It has been held that all later misfortunes would have been averted if the English without faltering had carried out a complete conquest, and ended the dispute once for all. English kings had, indeed, every temptation to this direct course. The wealth of the country lay spread before them. It was a land abounding in corn and cattle, in fish, in timber; its manufactures were famed over all Europe; gold-mines were reported; foreign merchants flocked to its ports, and bankers and money-lenders from the Rhineland and Lucca, with speculators from Provence, were carrying over foreign coin, settling in the towns, and taking land in the country. Sovereigns at Westminster—harassed with turbulent barons at home and wars abroad—looked to a conquered Ireland to supply money for their treasury, soldiers for their armies, provisions for their wars, and estates for their favourites. In haste to reap their full gains they demanded nothing better than a conquest rapid and complete. They certainly cannot be charged with dimness of intention, slackness in effort, or want of resource in dilemmas. It would be hard to imagine any method of domination which was not used—among the varied resources of the army, the church, the lawyers, the money-lenders, the schoolmasters, the Castle intriguers and the landlords. The official class in Dublin, recruited every few years with uncorrupted blood from England, urged on the war with the dogged persistence of their race.

But the conquest of the Irish nation was not so simple as it had seemed to Anglo-Norman speculators. The proposal to take the land out of the hands of an Irish people and give it to a foreign king, could only have been carried out by the slaughter of the entire population.
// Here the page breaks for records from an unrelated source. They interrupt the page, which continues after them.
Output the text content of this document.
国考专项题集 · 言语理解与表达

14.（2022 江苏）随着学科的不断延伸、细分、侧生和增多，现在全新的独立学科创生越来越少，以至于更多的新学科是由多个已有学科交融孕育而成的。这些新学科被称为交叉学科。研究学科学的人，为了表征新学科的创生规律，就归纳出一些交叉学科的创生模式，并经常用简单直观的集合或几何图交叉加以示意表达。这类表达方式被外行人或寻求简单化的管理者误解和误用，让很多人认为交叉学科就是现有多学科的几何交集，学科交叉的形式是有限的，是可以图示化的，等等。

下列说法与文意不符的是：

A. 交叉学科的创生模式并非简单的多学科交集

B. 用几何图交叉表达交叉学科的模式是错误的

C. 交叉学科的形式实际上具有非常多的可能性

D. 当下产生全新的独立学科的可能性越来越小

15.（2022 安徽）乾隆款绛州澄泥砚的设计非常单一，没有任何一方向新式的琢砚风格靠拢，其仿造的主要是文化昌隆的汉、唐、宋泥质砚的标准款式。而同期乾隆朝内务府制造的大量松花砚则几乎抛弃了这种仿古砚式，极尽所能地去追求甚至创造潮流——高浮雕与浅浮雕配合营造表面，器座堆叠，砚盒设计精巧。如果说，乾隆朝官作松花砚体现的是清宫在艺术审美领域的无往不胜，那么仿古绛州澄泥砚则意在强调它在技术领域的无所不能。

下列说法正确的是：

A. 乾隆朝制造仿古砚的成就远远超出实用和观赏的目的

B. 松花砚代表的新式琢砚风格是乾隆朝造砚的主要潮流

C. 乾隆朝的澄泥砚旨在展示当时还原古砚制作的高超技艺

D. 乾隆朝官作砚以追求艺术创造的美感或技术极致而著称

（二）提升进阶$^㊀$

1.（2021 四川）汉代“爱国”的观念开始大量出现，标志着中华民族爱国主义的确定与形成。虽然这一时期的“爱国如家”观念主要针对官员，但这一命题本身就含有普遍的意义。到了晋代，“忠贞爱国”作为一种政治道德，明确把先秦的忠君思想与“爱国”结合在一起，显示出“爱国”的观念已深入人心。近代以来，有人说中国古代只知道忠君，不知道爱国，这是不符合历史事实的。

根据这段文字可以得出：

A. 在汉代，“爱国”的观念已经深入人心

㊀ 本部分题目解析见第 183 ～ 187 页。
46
No lesser effort could have turned a free tribal Ireland into a dependent feudal England.

The English kings had made a further mistake. They proposed, like later kings of Spain in South America, to exploit Ireland for the benefit of the crown and the metropolis, not for the welfare of any class whatever of the inhabitants; the colonists were to be a mere garrison to conquer and hold the land for the king. But the Anglo-Norman adventurers had gone out to find profit for themselves, not to collect Irish wealth for London. Their "loyalty" failed under that test. The kings, therefore, found themselves engaged in a double conflict, against the Irish and against their own colonists, and were every year more entangled in the difficulties of a policy false from the outset.

Yet another difficulty disclosed itself. Among the colonists a little experience destroyed the English theory of Irish "barbarism." The invaders were drawn to their new home not only by its wealth but by its beauty, the variety and gaiety of its social life, the intelligence of its inhabitants, and the attraction of its learning and art. Settlers, moreover, could neither live nor till the lands they had seized, nor trade in the seaports, nor find soldiers for their defence, without coming to terms with their Irish neighbours. To them the way of wealth lay not in slaughter but in traffic, not in destroying riches but in sharing them. The colonists compromised with "the Irish enemy." They took to Irish dress and language; they recognised Irish land tenure, as alone suited to the country and people, one also that gave them peace with their farmers and cattle-drivers, and kept out of their estates the king's sheriffs and tax-gatherers; they levied troops from their tenants in the Irish manner; they employed Irishmen in offices of trust; they paid neighbouring tribes for military service—such as to keep roads and passes open for their traders and messengers. "English born in Ireland," "degenerate English," were as much feared by the king as the "mere Irish." They were not counted "of English birth"; lands were resumed from them, office forbidden them. In every successive generation new men of pure English blood were to be sent over to serve the king's purpose and keep in check the Ireland-born.

The Irish wars, therefore, became exceedingly confused—kings, barons, tribes, all entangled in interminable strife. Every chief, surrounded by dangers, was bound to turn his court into a place of arms thronged by men ready to drive back the next attack or start on the next foray. Whatever was the burden of military taxation no tribe dared to disarm any more than one of the European countries to-day. The Dublin officials, meanwhile, eked out their military force by craft; they created and encouraged civil wars; they called on the Danes who had become mingled with the Irish to come out from them and resume their Danish nationality, as the only means of being allowed protection of law and freedom to trade. To avert the dangers of friendship and peace between races in Ireland they became missionaries of disorder, apostles of contention. Civil wars within any country exhaust themselves and come to a natural end. But civil wars maintained by a foreign power from without have no conclusion. If any strong leader arose, Anglo-Norman or Irish, the whole force of England was called in, and the ablest commanders fetched over from the French wars, great men of battle and plunder, to fling the province back into weakness and disorder.

In England the feudal system had been brought to great perfection—a powerful king, a state organised for common action, with a great military force, a highly organised treasury, a powerful nobility, and a dependent people. The Irish tribal system, on the other hand, rested on a people endowed with a wide freedom, guided by an ancient tradition, and themselves the guardians of their law and of their land. They had still to show what strength lay in their spiritual ideal of a nation's life to subdue the minds of their invaders, and to make a stand against their organised force.